Many Worlds, Many Santas

Could Santa use other universes? The many-worlds interpretation of quantum mechanics asserts there is a multitude of universes parallel to the one we live in.

“You can imagine there are many universes,” Holz says. “There is always some universe where Santa has shown up at your house and given you a present. But what we want to do is have Santa show up at every house in this universe.

“Maybe it makes you feel better to know that in some universe you got a present,” Holz says. “But for most kids, what they care about is the universe they’re currently experiencing and whether they got a present in that universe.

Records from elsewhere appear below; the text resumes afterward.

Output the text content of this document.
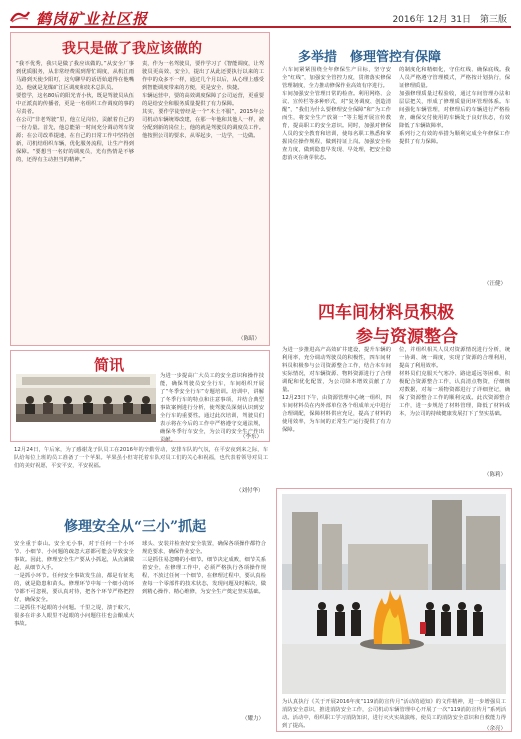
鹤岗矿业社区报	2016年 12月 31日　 第三版
我只是做了我应该做的
“我不优秀，我只是做了我应该做的。”从安全厂事到优质服务，从非常经费需到帮忙调度，从机江雨马路到天使少阳叮，这句聊早的话语始道得在他嘴边。他就是龙煤矿江区调度和技术总队员。
要偿学，这名80后的阳光青小伙，既是驾驶员从伍中正派真的传播者，更是一名组织工作调度的事的尽责者。
在公司“非老驾驶”里，他立足岗位，贡献着自己的一份力量。首先，他总能第一时间充分调动驾车资源；在公司改革提速，在自己的日常工作中坚持创新，司机结组织车辆，优化服务流程，让生产得到保障。“要想当一名好的调度员，光有热情是不够的，还得有主动担当的精神。”
责，作为一名驾驶员，要作学习了《智能调度，让驾驶员更高效、安全》，提出了从此还要执行以来的工作中的众多不一样，通过几个月以后，从心理上感受到智能调度带来的方便，更是安全、快捷。
车辆运营中，要的高效调度保障了公司运营，更重要的是给安全和服务质量提供了有力保障。
其实，要作学徒曾经是一个“木土不服”，2015年公司机动车辆统筹改建，在那一年他和其他人一样，被分配到新的岗位上，他的就是驾驶员的调度员工作。他按照公司的要求，从零起步，一边学，一边做。
（陈昭）
多举措　修理管控有保障
六车间紧紧围绕全年修保生产目标，坚守安全“红线”，加强安全管控力度，贯彻落实修保管理制度，全力推动修保作业高效有序进行。
车间加强安全管理日常的检查。利用网络、会议、宣传栏等多种形式，对“复务调度、创造清醒”，“我们为什么要修理安全保障”和“为工作而生，将安全生产放第一”等主题开展宣传教育，提高职工的安全意识。同时，加强对修保人员的安全教育和培训，使每名职工熟悉和掌握岗位操作规程，做到持证上岗。加强安全检查力度，做到隐患早发现、早处理，把安全隐患消灭在萌芽状态。
的制度化和精细化，守住红线、确保底线。我人员严格遵守管理模式，严格按计划执行，保证修理质量。
加强修理质量过程验收，通过车间管理办法和层层把关，形成了修理质量闭环管理体系。车间强化车辆管理，对修理后的车辆进行严格检查，确保交付使用的车辆处于良好状态，有效降低了车辆故障率。
系列行之有效的举措为顺利完成全年修保工作提供了有力保障。
（汪健）
四车间材料员积极
参与资源整合
简讯
为进一步提高广大员工的安全意识和操作技能，确保驾驶员安全行车，车间组织开展了“冬季安全行车”专题培训。培训中，讲解了冬季行车的特点和注意事项，并结合典型事故案例进行分析，使驾驶员深刻认识到安全行车的重要性。通过此次培训，驾驶员们表示将在今后的工作中严格遵守交通法规，确保冬季行车安全，为公司的安全生产作出贡献。	（李东）
12月24日，午后家，为了感谢龙子队员工在2016年的辛勤劳动，安排车队的气氛，在平安夜到来之际，车队给每位上班的员工准备了一个苹果。苹果虽小但寄托着车队对员工们的关心和祝福，也代表着领导对员工们的美好祝愿，平安平安，平安祝福。
（刘付华）
为进一步推进高产高效矿井建设，提升车辆的利用率，充分调动驾驶员的积极性，四车间材料员积极参与公司资源整合工作，结合本车间实际情况，对车辆资源、物料资源进行了合理调配和优化配置，为公司降本增效贡献了力量。
12月23日下午，由资源管理中心统一组织，四车间材料员在内外部单位各个组成单元中进行合理调配，保障材料供应充足，提高了材料的使用效率，为车间的正常生产运行提供了有力保障。
位，并组织相关人员对资源情况进行分析，统一协调、统一调度，实现了资源的合理利用，提高了利用效率。
材料员们克服天气寒冷、路途遥远等困难，积极配合资源整合工作，认真清点物资，仔细核对数据，对每一项物资都进行了详细登记，确保了资源整合工作的顺利完成。此次资源整合工作，进一步规范了材料管理，降低了材料成本，为公司的持续健康发展打下了坚实基础。
（陈莉）
修理安全从“三小”抓起
安全重于泰山。安全无小事，对于任何一个小环节、小细节、小问题的疏忽大意都可能会导致安全事故。因此，修理安全生产要从小抓起，从点滴做起，从细节入手。
一是抓小环节。任何安全事故发生前，都是有征兆的，就是隐患和苗头。修理环节中每一个细小的环节都不可忽视，要认真对待，把各个环节严格把控好，确保安全。
二是抓住不起眼的小问题。千里之堤，溃于蚁穴，很多在许多人眼里不起眼的小问题往往也会酿成大事故。
球头、安装并检查好安全装置，确保各项操作都符合规范要求，确保作业安全。
三是抓住易忽略的小细节。细节决定成败，细节关系着安全，在修理工作中，必须严格执行各项操作规程，不放过任何一个细节，在修理过程中，要认真检查每一个零部件的技术状态，发现问题及时解决，做到精心操作、精心维修，为安全生产奠定坚实基础。
（耀力）
为认真执行《关于开展2016年度“119消防宣传月”活动的通知》的文件精神，进一步增强员工消防安全意识，推进消防安全工作，公司机动车辆管理中心开展了一次“119消防宣传月”系列活动。活动中，组织职工学习消防知识，进行灭火实战演练，使员工的消防安全意识和自救能力得到了提高。	（余亮）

“You could have a philosophical discussion in the morning with the kids,” Holz says. “You could say you’re sorry they didn’t get any presents, but … there is definitely a universe out there where they got a present and they got exactly what they wanted. The multiverse would say that’s true, but I have a feeling that for most kids, that’s cold comfort — and for most physicists as well.”

Allain says he uses examples like Santa to teach physics. They create an emotional investment in students.

“As educators, we lie all the time,” Allain says. For example, many teachers tell students that gravity is equal to an object’s mass multiplied by the gravitational constant (it’s actually more complicated than that). “That’s a good model, but it’s not the full story. We can make the models more complicated, but we try to keep it as simple as possible,” he says.

Santa, Holz notes, is a relevant approximation of what’s actually happening: parents providing the gifts and eating the cookies. As parents, he says, you’re using what physicists call a black box, where there are some processes under the hood that are not relevant to, in this case, what’s under the tree.

But “it’s nice to have some magic in one’s life and to call that black box Santa,” he says.